DataStax put spotlight on Axelerate through a interview with our CTO, Patrik Axelsson to highlight the usage of DataStax Enterprise in the Axelerate IoT Platform.
DataStax: Could you please tell us a bit about Axelerate, what exactly you offer and your role there?
Patrik: Axelerate provides a hyper-scaled Internet of Things (IoT) platform in cloud. We call this the IoT Business Platform, because that’s what IoT is really about, business. This platform helps you dramatically reduce time-to-market for your IoT solutions by providing the most essential components including Device Management, Analytics, Presentation, Automation and Billing. I’m currently operating as the CTO at Axelerate and making sure that the platform always uses the perfect matching technology for our business needs.
DataStax: What makes your IoT solution successful, what differentiates you to similar applications?
Patrik: We’ve built this platform from customer demands only. This is not a platform to play around with Arduinos or Raspberry Pis, even though that’s possible as well. This is a platform to provide enterprise-level delivery of IoT solutions. I think a lot of companies focus too much on communication in the world of IoT. What we’ve found is that customers find features like Organizational Management, Subscription Management and other administrative tools crucial for their choice of IoT provider.
DataStax: Did you use a different technology before you started using Apache Cassandra™?
Patrik: We store a lot of data. The majority of the data is collected from sensors. A typical data point is a GPS position received from a car or a truck. We receive a lot of these data points, and before they are transformed into meaningful business value we need to store them somewhere. Initially we used traditional relational databases but ended up switching to NoSQL technology to handle all the throughput. In essence, the primary reason we swapped was because of the trouble we had with scaling. We did some research around the trending NoSQL databases and found that Apache Cassandra™ covered our needs, with a lot of bonus benefits.
DataStax: Why did you decide to use Apache Cassandra™? What kind of data is stored there?
Patrik: We compared the different NoSQL technologies and found that Apache Cassandra™ was the best match for our case. We primarily use Apache Cassandra™ to store sensor data but we’ve also built some system functionality around Apache Cassandra™ to achieve high availability on these system components.
DataStax: How would you sum up the benefits you’ve achieved with DataStax Enterprise (DSE)?
Patrik: A powerful backpack of tools that helps us build a system that scales infinitely and never goes down.
DataStax: What caused you to use DSE over open source Apache Cassandra™?
Patrik: Simplicity. There’s a lot of management and operations related to spinning up and operating these kind of systems. DSE provides a lot of pre-built configurations, tools, integrations and benefits that helped us get started in no time.
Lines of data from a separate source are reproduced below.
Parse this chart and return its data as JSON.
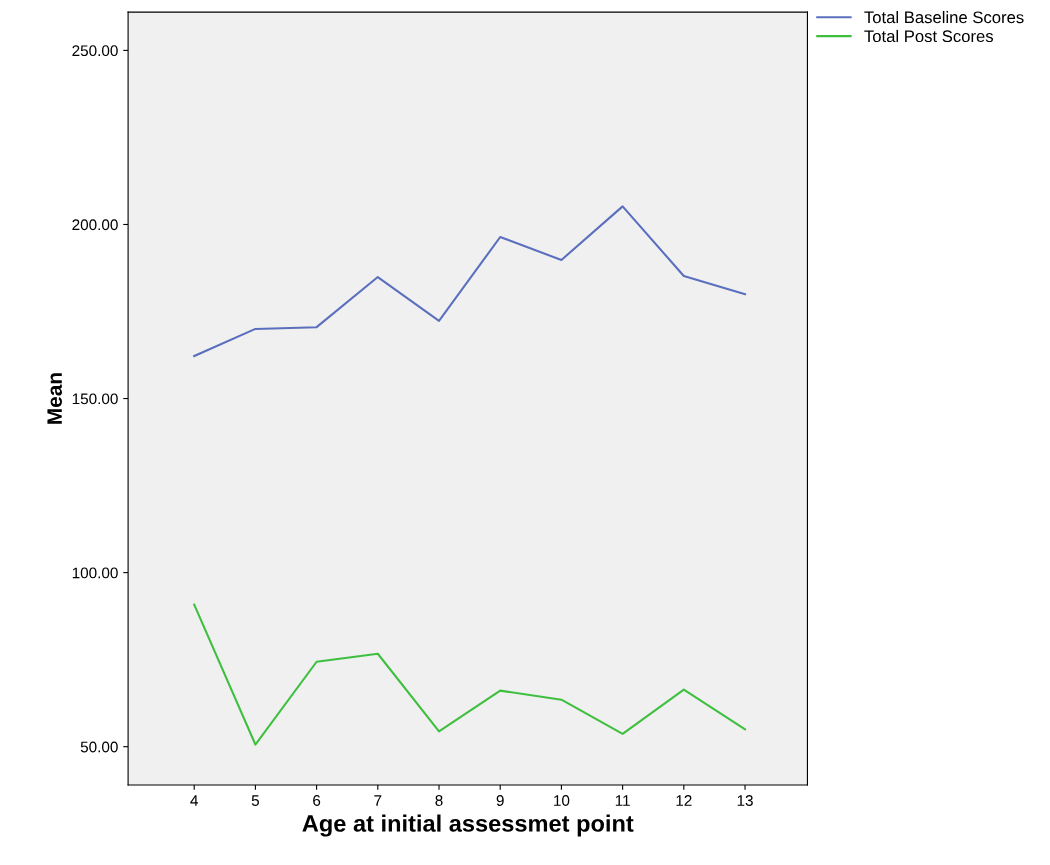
{
  "chart_data": {
    "type": "line",
    "xlabel": "Age at initial assessmet point",
    "ylabel": "Mean",
    "categories": [
      "4",
      "5",
      "6",
      "7",
      "8",
      "9",
      "10",
      "11",
      "12",
      "13"
    ],
    "series": [
      {
        "name": "Total Baseline Scores",
        "color": "#5b6fbf",
        "values": [
          162.2,
          170.0,
          170.5,
          184.9,
          172.3,
          196.4,
          189.8,
          205.2,
          185.2,
          180.0
        ]
      },
      {
        "name": "Total Post Scores",
        "color": "#3fbf3f",
        "values": [
          90.8,
          50.6,
          74.4,
          76.7,
          54.4,
          66.1,
          63.5,
          53.7,
          66.4,
          55.0
        ]
      }
    ],
    "ylim": [
      39,
      261
    ],
    "yticks": [
      {
        "value": 50,
        "label": "50.00"
      },
      {
        "value": 100,
        "label": "100.00"
      },
      {
        "value": 150,
        "label": "150.00"
      },
      {
        "value": 200,
        "label": "200.00"
      },
      {
        "value": 250,
        "label": "250.00"
      }
    ],
    "grid": false,
    "legend": "top right",
    "marker": "none",
    "line_style": "solid"
  }
}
The enterprise level support that DataStax provides is also one of the many reasons we picked DSE over open source Apache Cassandra™.
DataStax: What features from the DataStax Enterprise (DSE) stack are you using at the moment? What business use case do they fulfill?
Patrik: We use Apache Cassandra™ to store data points received from all our connected devices and assets. Because of the great integration with Apache Hadoop™ and Apache Spark™ in DSE we can easily transform unstructured data into meaningful business value. We use the power of Apache Solr™ to lookup specific occurrences and events in this data. We also use OpsCenter.
DataStax: Tell us about the future of your project. Do you intend to leverage other parts of DSE to make it a reality?
Patrik: We WILL be integrating and building functionality around the Graph technology. Graphing your data gives you a relational insight that is extremely powerful (and useful).
DataStax: What advice would you give to other companies that are thinking about using Apache Cassandra™ for the first time in their solutions?
Patrik: Build PoCs and test clusters to get started. There’s a lot to learn but once you get your hands ready, you’ll end up with a killer Big Data system.